Just last autumn, former CEO Rick Wagoner was trying to prop up the automaker’s shares when they had fallen below the $8 level. The company’s 52-week high was $21.37; and as recently as 2007, it was trading above $40.   

But there’s little reason to believe that the downward trend will reverse itself soon, especially not with new CEO Fritz Henderson acknowledging, on Monday, that a bankruptcy falling is increasingly likely, if not absolutely inevitable. Such a move into court-ordered protection would leave current shareholders with as little as 1% of the company that likely emerged from Chapter 11, according to Phillippi and other industry analysts.

At some point, whether the automaker declares bankruptcy or not, GM shares could be considered a penny stock, which the automaker itself warned “could have an adverse effect,” because some brokers might decline to handle trades.

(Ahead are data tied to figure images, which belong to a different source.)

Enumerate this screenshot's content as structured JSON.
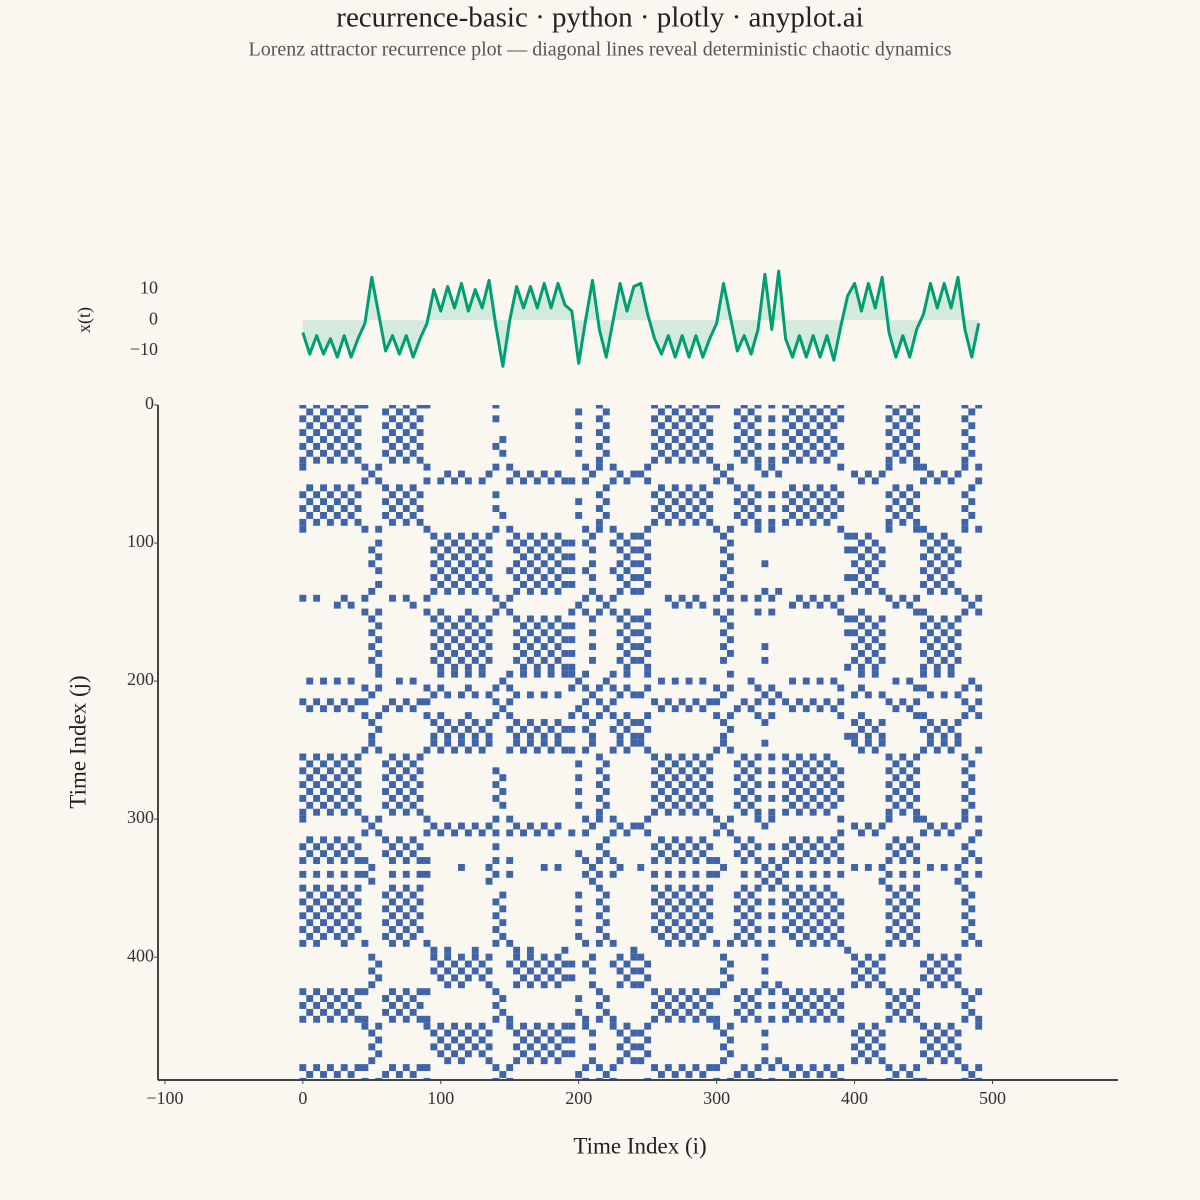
{
  "chart_data": {
    "type": "recurrence",
    "title": "recurrence-basic · python · plotly · anyplot.ai",
    "subtitle": "Lorenz attractor recurrence plot — diagonal lines reveal deterministic chaotic dynamics",
    "xlabel": "Time Index (i)",
    "ylabel": "Time Index (j)",
    "series_ylabel": "x(t)",
    "x": [
      0,
      5,
      10,
      15,
      20,
      25,
      30,
      35,
      40,
      45,
      50,
      55,
      60,
      65,
      70,
      75,
      80,
      85,
      90,
      95,
      100,
      105,
      110,
      115,
      120,
      125,
      130,
      135,
      140,
      145,
      150,
      155,
      160,
      165,
      170,
      175,
      180,
      185,
      190,
      195,
      200,
      205,
      210,
      215,
      220,
      225,
      230,
      235,
      240,
      245,
      250,
      255,
      260,
      265,
      270,
      275,
      280,
      285,
      290,
      295,
      300,
      305,
      310,
      315,
      320,
      325,
      330,
      335,
      340,
      345,
      350,
      355,
      360,
      365,
      370,
      375,
      380,
      385,
      390,
      395,
      400,
      405,
      410,
      415,
      420,
      425,
      430,
      435,
      440,
      445,
      450,
      455,
      460,
      465,
      470,
      475,
      480,
      485,
      490
    ],
    "series": [
      {
        "name": "x(t)",
        "color": "#009e73",
        "values": [
          -4,
          -11,
          -5,
          -11,
          -6,
          -12,
          -5,
          -12,
          -6,
          -1,
          14,
          2,
          -10,
          -5,
          -11,
          -5,
          -12,
          -6,
          -1,
          10,
          3,
          11,
          4,
          12,
          3,
          10,
          4,
          13,
          -2,
          -15,
          0,
          11,
          4,
          11,
          4,
          12,
          4,
          12,
          5,
          3,
          -14,
          0,
          13,
          -3,
          -12,
          0,
          12,
          3,
          11,
          12,
          2,
          -6,
          -11,
          -5,
          -12,
          -5,
          -12,
          -5,
          -12,
          -6,
          -1,
          12,
          1,
          -10,
          -5,
          -11,
          -3,
          15,
          -3,
          16,
          -6,
          -12,
          -5,
          -12,
          -5,
          -12,
          -5,
          -13,
          -2,
          8,
          12,
          3,
          12,
          4,
          14,
          -4,
          -12,
          -5,
          -12,
          -3,
          2,
          12,
          4,
          12,
          4,
          14,
          -3,
          -12,
          -1
        ]
      }
    ],
    "recurrence_color": "#3f64a8",
    "recurrence_threshold": 3,
    "xlim": [
      -105,
      591
    ],
    "xticks": [
      {
        "value": -100,
        "label": "−100"
      },
      0,
      100,
      200,
      300,
      400,
      500
    ],
    "ylim": [
      0,
      489
    ],
    "yticks": [
      0,
      100,
      200,
      300,
      400
    ],
    "series_ylim": [
      -17.5,
      18
    ],
    "series_yticks": [
      10,
      0,
      {
        "value": -10,
        "label": "−10"
      }
    ]
  }
}
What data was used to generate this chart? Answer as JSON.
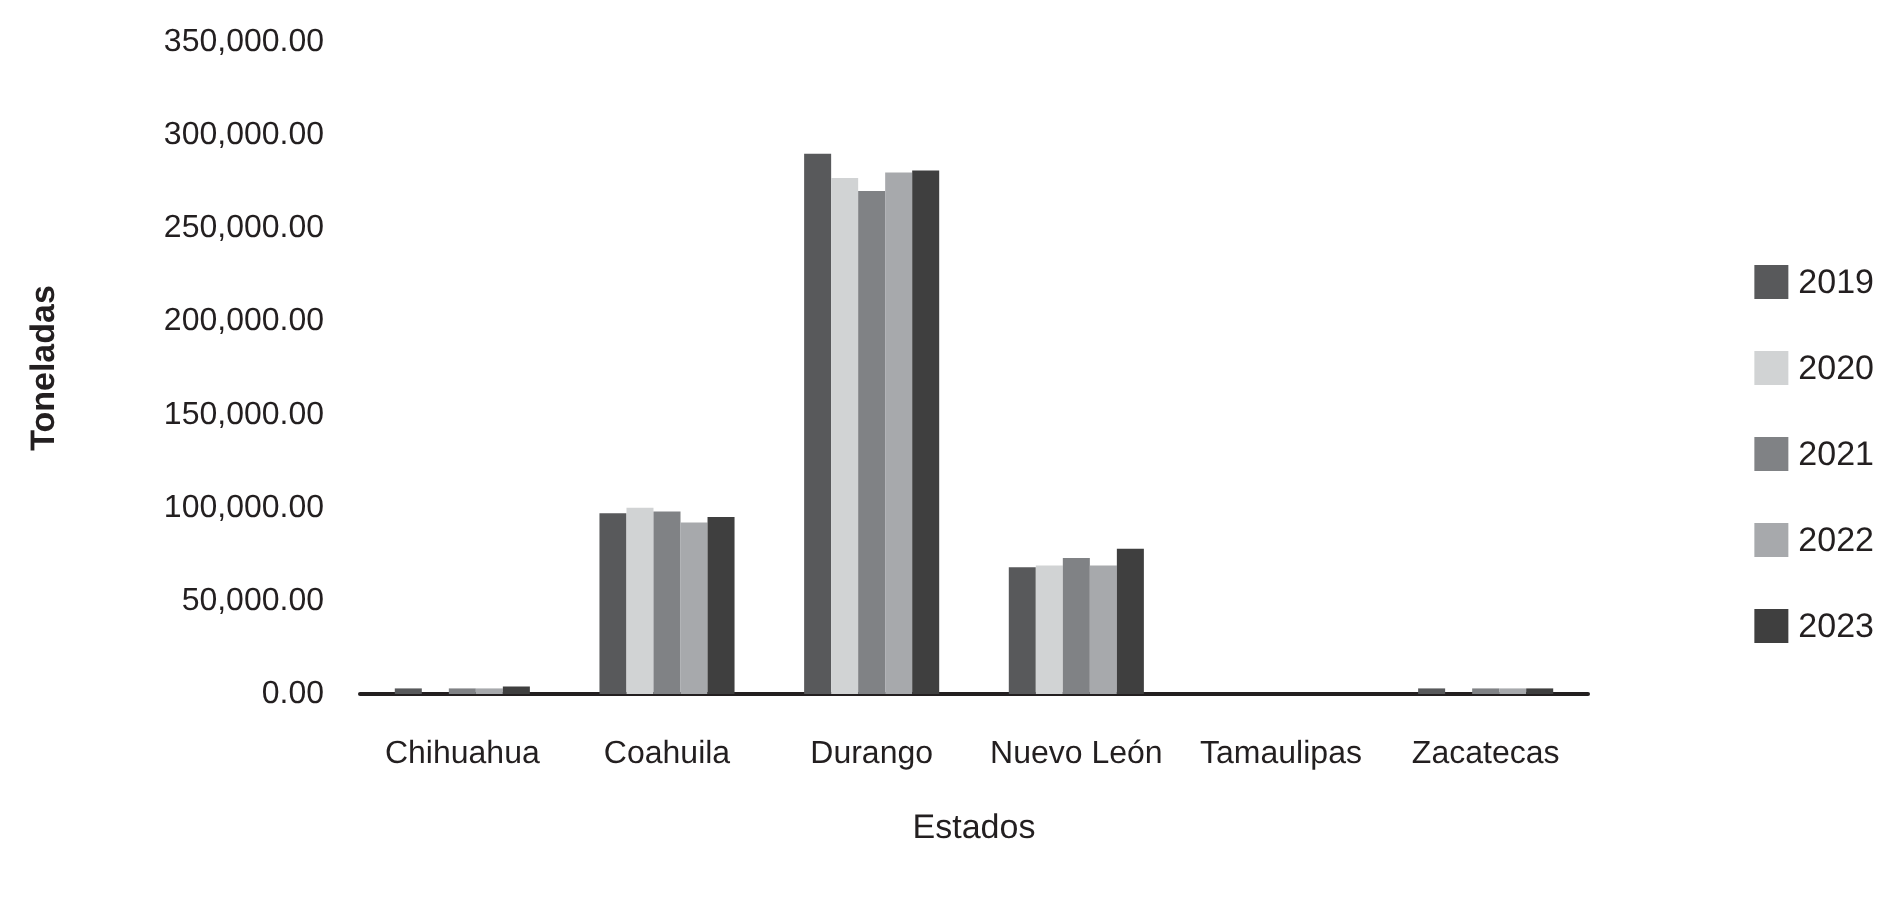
{
  "chart_data": {
    "type": "bar",
    "xlabel": "Estados",
    "ylabel": "Toneladas",
    "categories": [
      "Chihuahua",
      "Coahuila",
      "Durango",
      "Nuevo León",
      "Tamaulipas",
      "Zacatecas"
    ],
    "series": [
      {
        "name": "2019",
        "color": "#58595b",
        "values": [
          3000,
          97000,
          290000,
          68000,
          0,
          3000
        ]
      },
      {
        "name": "2020",
        "color": "#d1d3d4",
        "values": [
          null,
          100000,
          277000,
          69000,
          0,
          null
        ]
      },
      {
        "name": "2021",
        "color": "#808285",
        "values": [
          3000,
          98000,
          270000,
          73000,
          0,
          3000
        ]
      },
      {
        "name": "2022",
        "color": "#a7a9ac",
        "values": [
          3000,
          92000,
          280000,
          69000,
          0,
          3000
        ]
      },
      {
        "name": "2023",
        "color": "#3f3f3f",
        "values": [
          4000,
          95000,
          281000,
          78000,
          0,
          3000
        ]
      }
    ],
    "ylim": [
      0,
      350000
    ],
    "yticks": [
      {
        "value": 0,
        "label": "0.00"
      },
      {
        "value": 50000,
        "label": "50,000.00"
      },
      {
        "value": 100000,
        "label": "100,000.00"
      },
      {
        "value": 150000,
        "label": "150,000.00"
      },
      {
        "value": 200000,
        "label": "200,000.00"
      },
      {
        "value": 250000,
        "label": "250,000.00"
      },
      {
        "value": 300000,
        "label": "300,000.00"
      },
      {
        "value": 350000,
        "label": "350,000.00"
      }
    ],
    "grid": false,
    "legend": "right"
  }
}
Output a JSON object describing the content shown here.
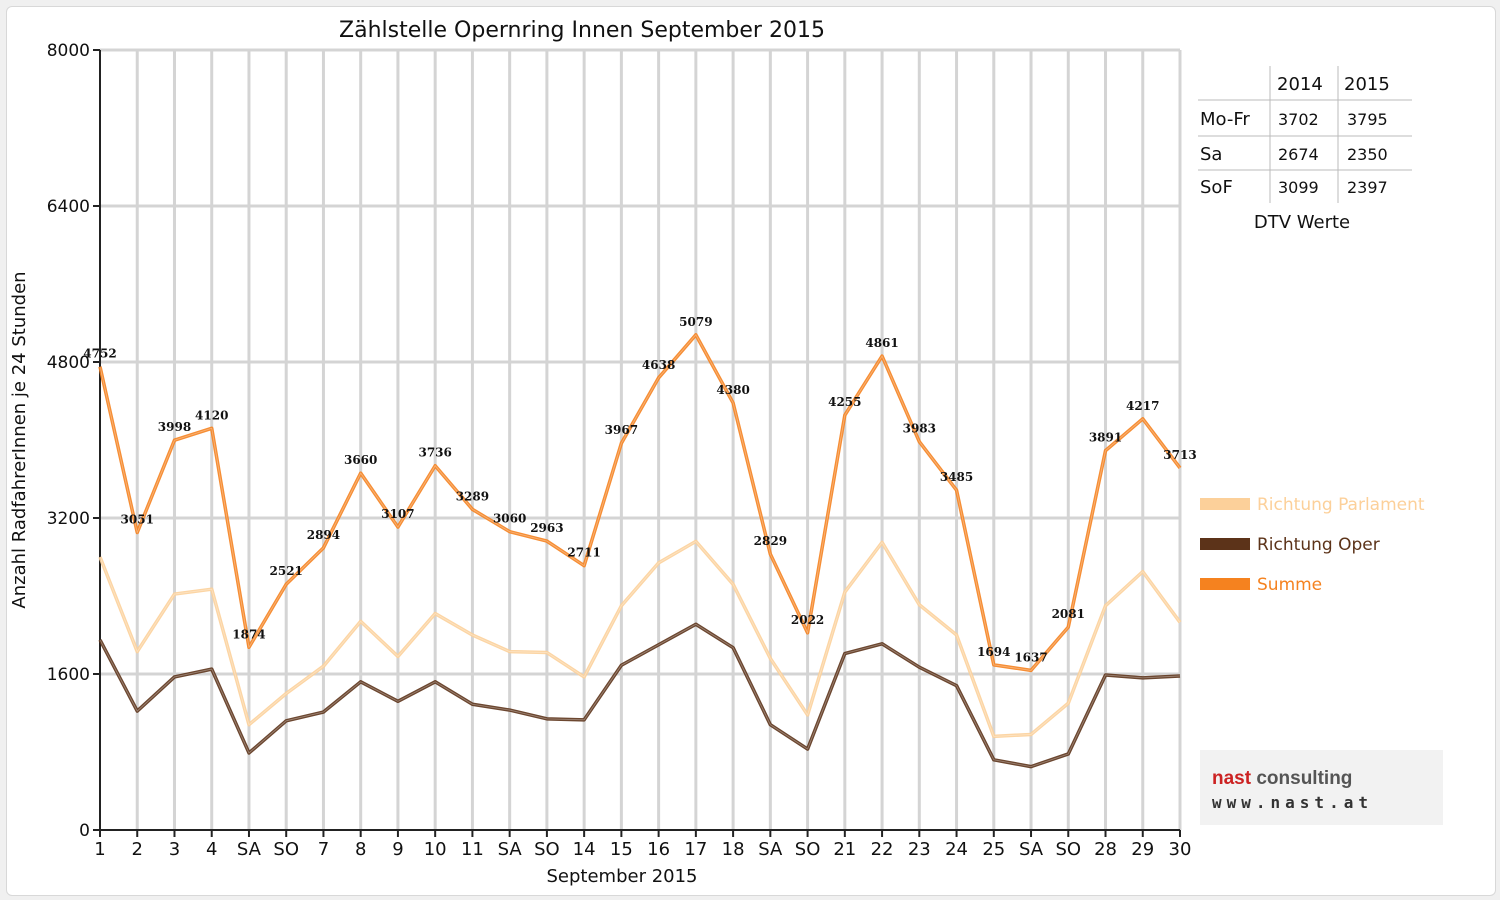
{
  "chart_data": {
    "type": "line",
    "title": "Zählstelle Opernring Innen September 2015",
    "xlabel": "September 2015",
    "ylabel": "Anzahl RadfahrerInnen je 24 Stunden",
    "ylim": [
      0,
      8000
    ],
    "yticks": [
      0,
      1600,
      3200,
      4800,
      6400,
      8000
    ],
    "grid": true,
    "legend_position": "right",
    "categories": [
      "1",
      "2",
      "3",
      "4",
      "SA",
      "SO",
      "7",
      "8",
      "9",
      "10",
      "11",
      "SA",
      "SO",
      "14",
      "15",
      "16",
      "17",
      "18",
      "SA",
      "SO",
      "21",
      "22",
      "23",
      "24",
      "25",
      "SA",
      "SO",
      "28",
      "29",
      "30"
    ],
    "weekend_red_categories": [
      5,
      12,
      19,
      26
    ],
    "series": [
      {
        "name": "Richtung Parlament",
        "color": "#fcd09a",
        "values": [
          2800,
          1830,
          2420,
          2470,
          1080,
          1400,
          1680,
          2140,
          1780,
          2220,
          2000,
          1830,
          1820,
          1570,
          2300,
          2740,
          2960,
          2520,
          1760,
          1180,
          2440,
          2950,
          2310,
          2000,
          960,
          980,
          1300,
          2300,
          2650,
          2130
        ]
      },
      {
        "name": "Richtung Oper",
        "color": "#5c3319",
        "values": [
          1950,
          1220,
          1570,
          1650,
          790,
          1120,
          1210,
          1520,
          1320,
          1520,
          1290,
          1230,
          1140,
          1130,
          1690,
          1900,
          2110,
          1870,
          1080,
          830,
          1810,
          1910,
          1670,
          1480,
          720,
          650,
          780,
          1590,
          1560,
          1580
        ]
      },
      {
        "name": "Summe",
        "color": "#f5821f",
        "values": [
          4752,
          3051,
          3998,
          4120,
          1874,
          2521,
          2894,
          3660,
          3107,
          3736,
          3289,
          3060,
          2963,
          2711,
          3967,
          4638,
          5079,
          4380,
          2829,
          2022,
          4255,
          4861,
          3983,
          3485,
          1694,
          1637,
          2081,
          3891,
          4217,
          3713
        ]
      }
    ],
    "data_labels": [
      "4752",
      "3051",
      "3998",
      "4120",
      "1874",
      "2521",
      "2894",
      "3660",
      "3107",
      "3736",
      "3289",
      "3060",
      "2963",
      "2711",
      "3967",
      "4638",
      "5079",
      "4380",
      "2829",
      "2022",
      "4255",
      "4861",
      "3983",
      "3485",
      "1694",
      "1637",
      "2081",
      "3891",
      "4217",
      "3713"
    ]
  },
  "dtv_table": {
    "caption": "DTV Werte",
    "columns": [
      "",
      "2014",
      "2015"
    ],
    "rows": [
      {
        "label": "Mo-Fr",
        "v2014": "3702",
        "v2015": "3795"
      },
      {
        "label": "Sa",
        "v2014": "2674",
        "v2015": "2350"
      },
      {
        "label": "SoF",
        "v2014": "3099",
        "v2015": "2397"
      }
    ]
  },
  "logo": {
    "brand_a": "nast",
    "brand_b": " consulting",
    "url": "www.nast.at",
    "colors": {
      "brand_a": "#cc2222",
      "brand_b": "#555555"
    }
  },
  "colors": {
    "red_label": "#e8000b",
    "grid": "#d4d4d4",
    "axis": "#222222"
  }
}
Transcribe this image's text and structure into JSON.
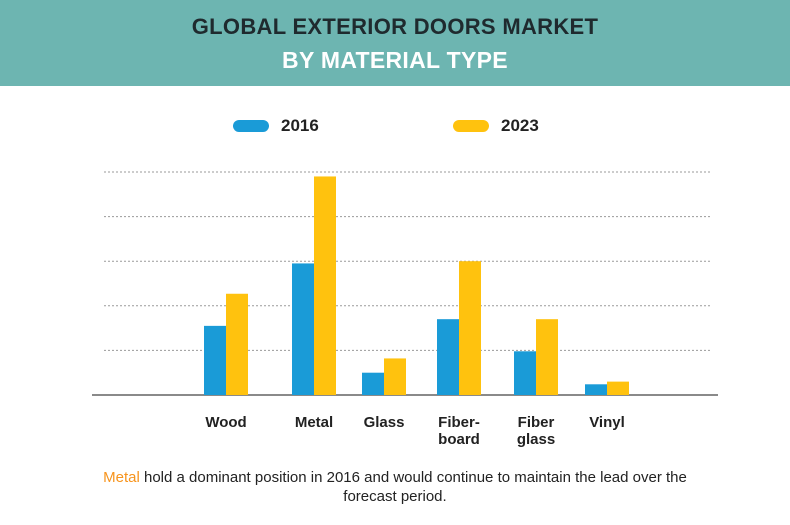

Even if the automaker avoids that ignominious fate, it is traveling perilously close to the point at which the New York Stock Exchange would normally consider delisting a company. The NYSE has suspended such actions until June 30, a sound move, observers note, considering the number of once-strong stocks that have tumbled sharply during the current economic crisis.

Nonetheless, there is a growing move to flee the sinking Titanic, and even the captains of the GM ship seem unwilling to stay onboard, listening to “Nearer My God to Thee.” On Tuesday, the company revealed six top executives sold off a total of 200,000 shares in the normal window that allows such things after earnings are reported. One thing is clear; they won’t be exercising many of their stock options at the current price.